FEATURE ARTICLE
What Do Animals Think About Numbers?
Many animals have basic numerical abilities, but some experiences can transform their minds and ultimately change how they think about numbers
Marc Hauser
Countdown to a Combinatorial System
What mechanisms evolved in our most immediate ancestors that enabled them to represent and conceptualize numbers with greater competence than their animal neighbors? At this point, we can only offer a highly speculative answer to this question.



People are endowed with two cognitive talents that animals naturally lack: first, the capacity to spontaneously assign arbitrary symbols to objects and events in the world, and second, the ability to manipulate the sequence and order of a string of those symbols to alter their meaning—a combinatorial system. The explosion in a child's numerical competence, lacking in monkeys and apes, arises from her capacity to formally manipulate symbols. As she amasses a growing lexicon and learns to manipulate words, the child acquires the ability to juggle number symbols. Some of the basic elements of the number system are in place before the elements of language have been fully mastered. For example, a child understands that any solid object or discrete action, such as a star in the sky or the bounce of a basketball, can be counted—the principle of property indifference—but non-solid objects like sand, water and pudding cannot. It is for this reason that a child knows to ask for two bowls of pudding but not for two puddings. In contrast, more abstract elements of number emerge after the child has acquired a reasonable command of words. A child may not, for instance, have developed the concepts of count sequence and cardinality, in which the last label applied to the sequence represents the total number of items counted. Consequently, after counting a plate full of cookies and saying that there are "five," she will start counting again from one when asked the total number on the plate. In this sense, a child's numerical abilities are less mature than her linguistic abilities. The pattern of development proceeds with some aspects of numerical competence emerging before linguistic competence, and others emerging afterwards.

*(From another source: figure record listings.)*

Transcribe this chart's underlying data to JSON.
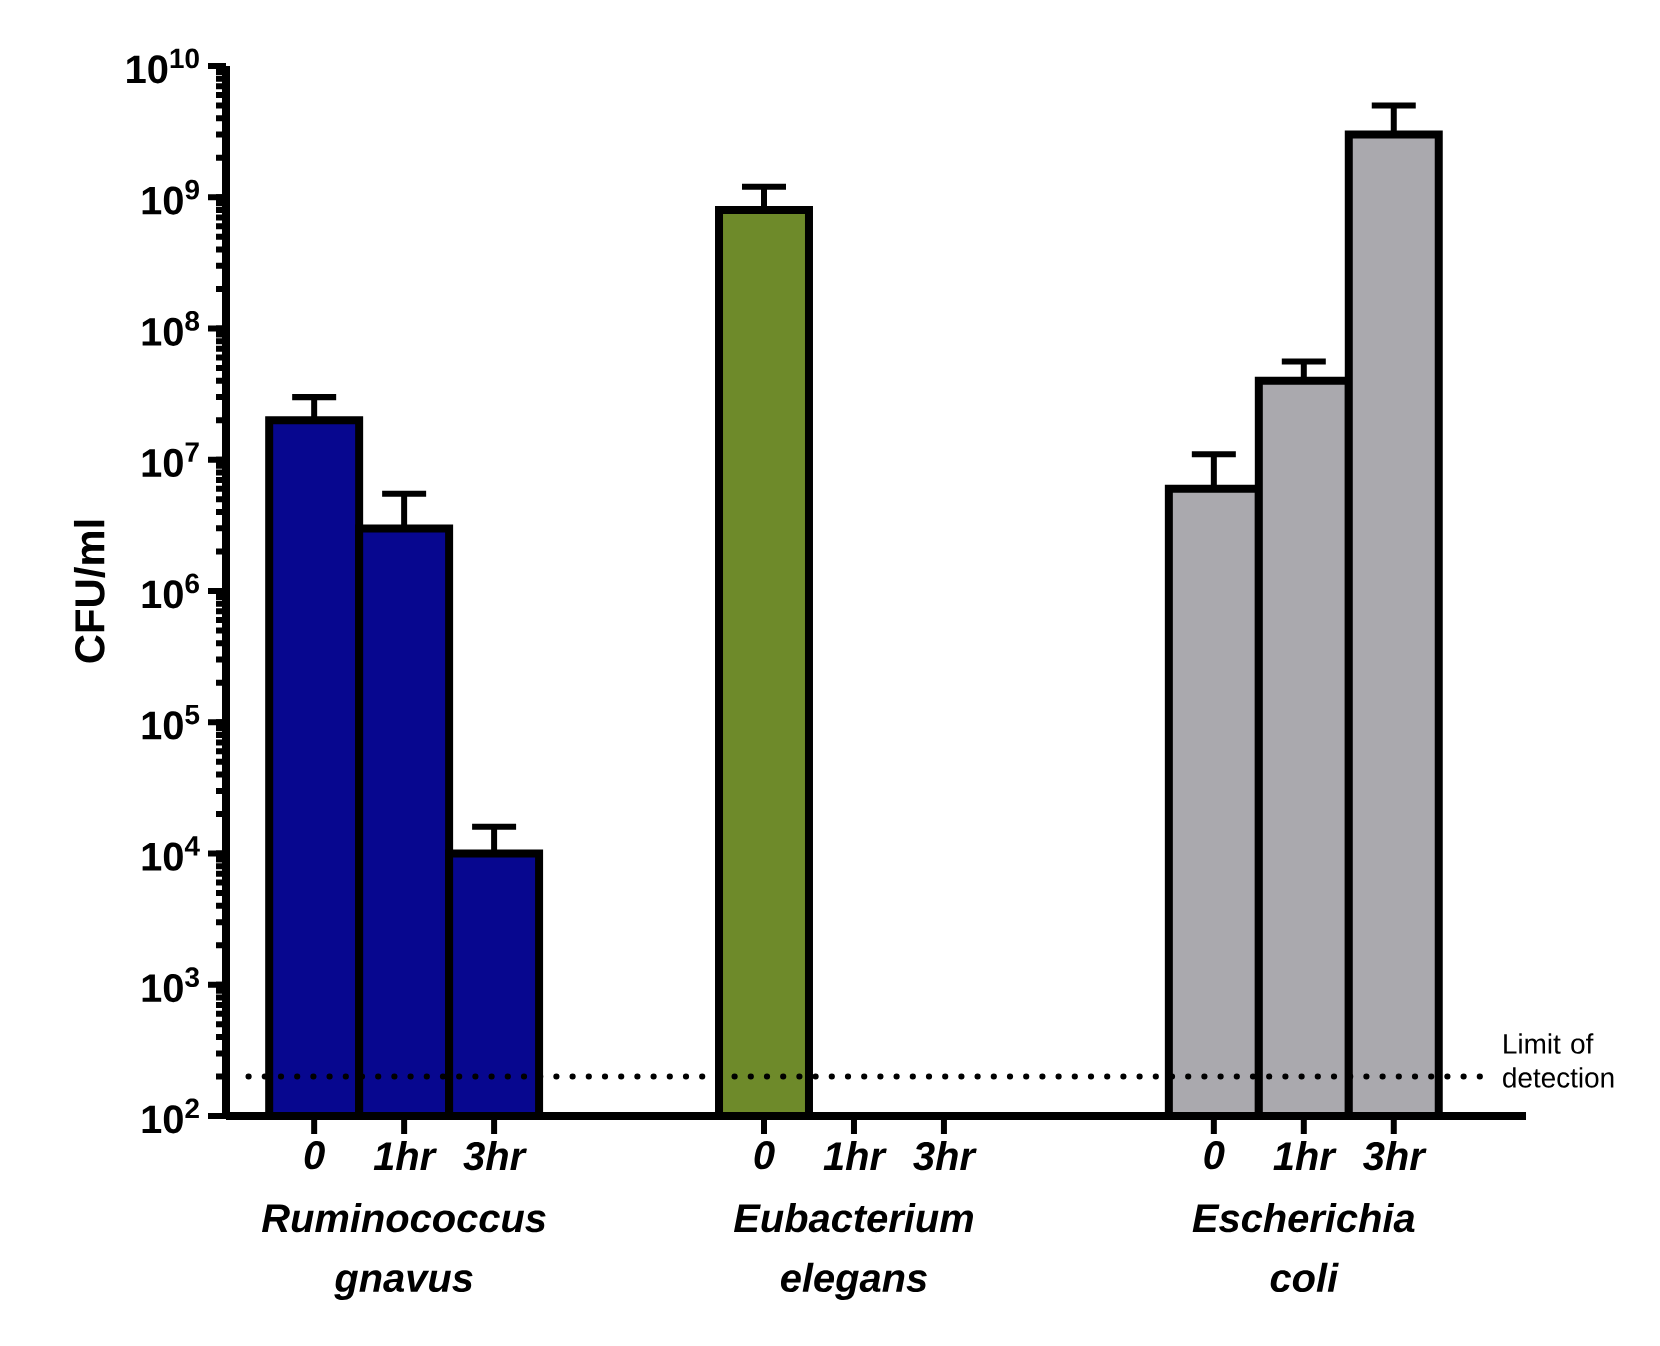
{
  "chart_data": {
    "type": "bar",
    "ylabel": "CFU/ml",
    "categories": [
      "0",
      "1hr",
      "3hr",
      null,
      null,
      "0",
      "1hr",
      "3hr",
      null,
      null,
      "0",
      "1hr",
      "3hr"
    ],
    "values": [
      20000000,
      3000000,
      10000,
      null,
      null,
      800000000,
      null,
      null,
      null,
      null,
      6000000,
      40000000,
      3000000000
    ],
    "colors": [
      "#07078f",
      "#07078f",
      "#07078f",
      null,
      null,
      "#6e8a2a",
      null,
      null,
      null,
      null,
      "#aaa9ae",
      "#aaa9ae",
      "#aaa9ae"
    ],
    "errors": [
      [
        20000000,
        30000000
      ],
      [
        3000000,
        5500000
      ],
      [
        10000,
        16000
      ],
      null,
      null,
      [
        800000000,
        1200000000
      ],
      null,
      null,
      null,
      null,
      [
        6000000,
        11000000
      ],
      [
        40000000,
        56000000
      ],
      [
        3000000000,
        5000000000
      ]
    ],
    "log": true,
    "ylim": [
      100,
      10000000000
    ],
    "yticks": [
      {
        "value": 100,
        "label": "10$^{2}$"
      },
      {
        "value": 1000,
        "label": "10$^{3}$"
      },
      {
        "value": 10000,
        "label": "10$^{4}$"
      },
      {
        "value": 100000,
        "label": "10$^{5}$"
      },
      {
        "value": 1000000,
        "label": "10$^{6}$"
      },
      {
        "value": 10000000,
        "label": "10$^{7}$"
      },
      {
        "value": 100000000,
        "label": "10$^{8}$"
      },
      {
        "value": 1000000000,
        "label": "10$^{9}$"
      },
      {
        "value": 10000000000,
        "label": "10$^{10}$"
      }
    ],
    "ref_lines": [
      {
        "axis": "y",
        "value": 200,
        "label": "Limit of detection",
        "line_style": "dotted"
      }
    ],
    "annotations": [
      "Ruminococcus gnavus",
      "Eubacterium elegans",
      "Escherichia coli"
    ]
  }
}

The combinatorial engine underlying our number and language systems allows for a finite number of elements to be recombined into an infinite variety of expressions. The evolutionary origin of this capacity remains unclear. Did it evolve for number, language or both? Clearly, the number system of animals shows no sign of combinatorial power, nor do their natural communication systems show any sign of combinatorial organization. At present, therefore, research on animals does little to further our understanding of this evolutionary mystery, but developmental data on children help a bit. Because children are capable of producing sentences long before they grasp the idea of counting, it would appear that recombination occurs first in the language system and then, somewhat later, in the number system. Studies of brain-damaged patients show that some individuals may suffer linguistic deficits without significant loss of numerical competence. Conversely, other individuals might be inflicted with severe numerical deficits while maintaining functioning linguistic abilities. This suggests that separate computational systems are responsible for language and number.

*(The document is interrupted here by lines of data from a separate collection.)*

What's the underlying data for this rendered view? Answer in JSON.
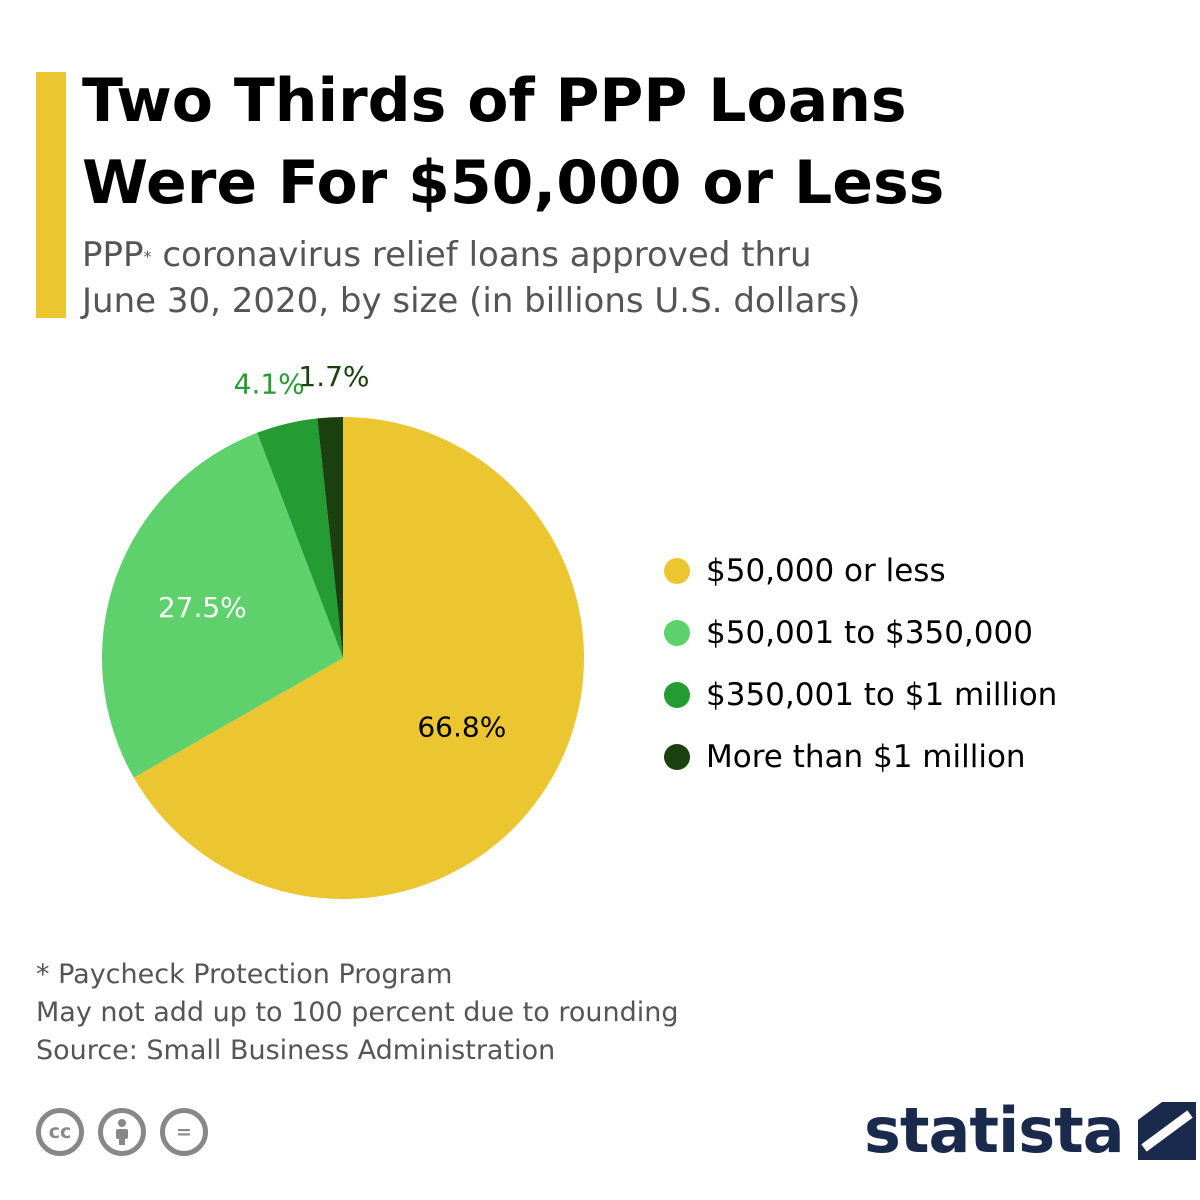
{
  "title_line1": "Two Thirds of PPP Loans",
  "title_line2": "Were For $50,000 or Less",
  "subtitle_prefix": "PPP",
  "subtitle_asterisk": "*",
  "subtitle_line1_rest": " coronavirus relief loans approved thru",
  "subtitle_line2": "June 30, 2020, by size (in billions U.S. dollars)",
  "chart_data": {
    "type": "pie",
    "title": "Two Thirds of PPP Loans Were For $50,000 or Less",
    "subtitle": "PPP* coronavirus relief loans approved thru June 30, 2020, by size (in billions U.S. dollars)",
    "legend_position": "right",
    "slices": [
      {
        "name": "$50,000 or less",
        "value": 66.8,
        "label": "66.8%",
        "color": "#ebc631",
        "label_color": "#000000"
      },
      {
        "name": "$50,001 to $350,000",
        "value": 27.5,
        "label": "27.5%",
        "color": "#5ed06c",
        "label_color": "#ffffff"
      },
      {
        "name": "$350,001 to $1 million",
        "value": 4.1,
        "label": "4.1%",
        "color": "#259b33",
        "label_color": "#259b33"
      },
      {
        "name": "More than $1 million",
        "value": 1.7,
        "label": "1.7%",
        "color": "#1b4110",
        "label_color": "#1b4110"
      }
    ]
  },
  "footnotes": {
    "line1": "* Paycheck Protection Program",
    "line2": "May not add up to 100 percent due to rounding",
    "line3": "Source: Small Business Administration"
  },
  "license_icons": [
    "cc-icon",
    "attribution-icon",
    "no-derivatives-icon"
  ],
  "license_glyphs": {
    "cc": "cc",
    "nd": "="
  },
  "brand": {
    "name": "statista",
    "logo": "statista-logo-icon"
  }
}
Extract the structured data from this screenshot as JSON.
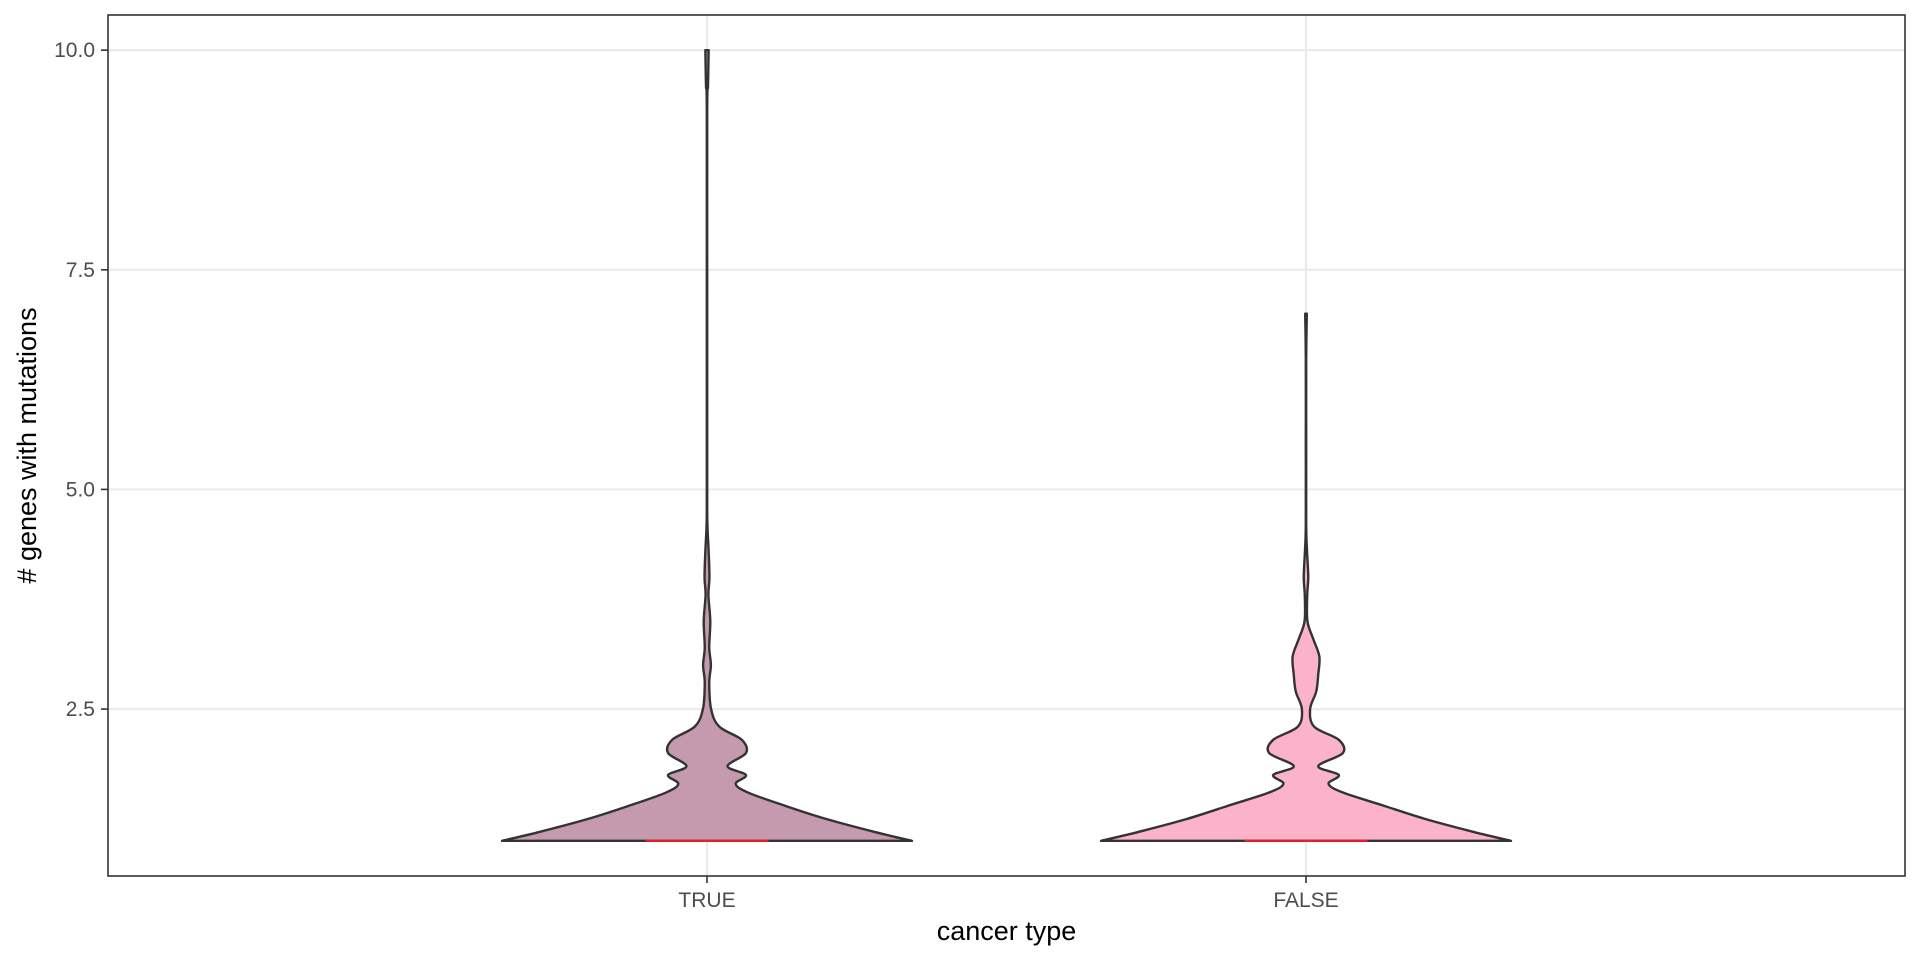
{
  "chart_data": {
    "type": "violin",
    "title": "",
    "xlabel": "cancer type",
    "ylabel": "# genes with mutations",
    "categories": [
      "TRUE",
      "FALSE"
    ],
    "ylim": [
      0.6,
      10.4
    ],
    "yticks": [
      2.5,
      5.0,
      7.5,
      10.0
    ],
    "ytick_labels": [
      "2.5",
      "5.0",
      "7.5",
      "10.0"
    ],
    "grid": true,
    "legend": "none",
    "colors": {
      "fill": [
        "#c59aae",
        "#fbb2cb"
      ],
      "outline": "#333333",
      "median_line": "#e0202a",
      "grid": "#ebebeb",
      "panel_border": "#333333"
    },
    "series": [
      {
        "category": "TRUE",
        "min": 1.0,
        "max": 10.0,
        "median": 1.0,
        "median_halfwidth": 0.3,
        "density": [
          [
            1.0,
            1.0
          ],
          [
            1.1,
            0.82
          ],
          [
            1.25,
            0.58
          ],
          [
            1.4,
            0.38
          ],
          [
            1.55,
            0.2
          ],
          [
            1.65,
            0.14
          ],
          [
            1.75,
            0.19
          ],
          [
            1.85,
            0.1
          ],
          [
            2.0,
            0.19
          ],
          [
            2.15,
            0.17
          ],
          [
            2.3,
            0.06
          ],
          [
            2.5,
            0.02
          ],
          [
            2.8,
            0.011
          ],
          [
            3.0,
            0.019
          ],
          [
            3.2,
            0.011
          ],
          [
            3.5,
            0.016
          ],
          [
            3.8,
            0.007
          ],
          [
            4.0,
            0.012
          ],
          [
            4.3,
            0.008
          ],
          [
            4.6,
            0.002
          ],
          [
            5.0,
            0.001
          ],
          [
            7.0,
            0.001
          ],
          [
            9.3,
            0.001
          ],
          [
            9.6,
            0.005
          ],
          [
            10.0,
            0.008
          ]
        ]
      },
      {
        "category": "FALSE",
        "min": 1.0,
        "max": 7.0,
        "median": 1.0,
        "median_halfwidth": 0.3,
        "density": [
          [
            1.0,
            1.0
          ],
          [
            1.1,
            0.82
          ],
          [
            1.25,
            0.58
          ],
          [
            1.4,
            0.38
          ],
          [
            1.55,
            0.18
          ],
          [
            1.65,
            0.11
          ],
          [
            1.75,
            0.16
          ],
          [
            1.85,
            0.06
          ],
          [
            2.0,
            0.18
          ],
          [
            2.15,
            0.16
          ],
          [
            2.3,
            0.04
          ],
          [
            2.5,
            0.02
          ],
          [
            2.7,
            0.05
          ],
          [
            2.9,
            0.06
          ],
          [
            3.1,
            0.065
          ],
          [
            3.3,
            0.035
          ],
          [
            3.5,
            0.007
          ],
          [
            3.8,
            0.006
          ],
          [
            4.0,
            0.011
          ],
          [
            4.3,
            0.005
          ],
          [
            4.6,
            0.001
          ],
          [
            5.5,
            0.001
          ],
          [
            6.5,
            0.001
          ],
          [
            7.0,
            0.004
          ]
        ]
      }
    ]
  }
}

What I propose is that the selective pressure responsible for the emergence of a numerical combinatorial system, one that allowed ancestral humans to enumerate at a more precise level than other animals, is the emergence of exchange systems—trading, to be precise. Whether trading spears, mongongo nuts, goats for a dowry or coins, it is essential to know how much you are getting and that it is a fair exchange. Approximations are doomed to failure in this kind of system. And although some animals do engage in reciprocal exchanges, they are not based on any kind of quantitative precision. Vampire bats regurgitate blood to those that have regurgitated to them in the past, but they don't count milliliters. Bonobo males trade access to food for sex, but they don't count the amount of food dispensed nor tally the number of resulting copulations. In all of these interactions, the system functions on the basis of approximate returns. When social exchange of material goods came onto the scene, selection favored those individuals capable of enumeration and combinatorial computation with symbols. Early humans evolved to demand precise reciprocal exchange, providing the groundwork for a multitude of extraordinary mathematical systems.
Today, while sitting in mathematics classes or perusing library bookshelves, we can study trigonometry, algebra, calculus and set theory. These systems showcase the endless creativity of the human mind and its invention of symbolic notation. We must not forget, however, that such systems stand on a foundation left behind by our animal ancestors. At present we do not understand how these two domains of knowledge affect each other during the course of evolution or that of development. Some day we will.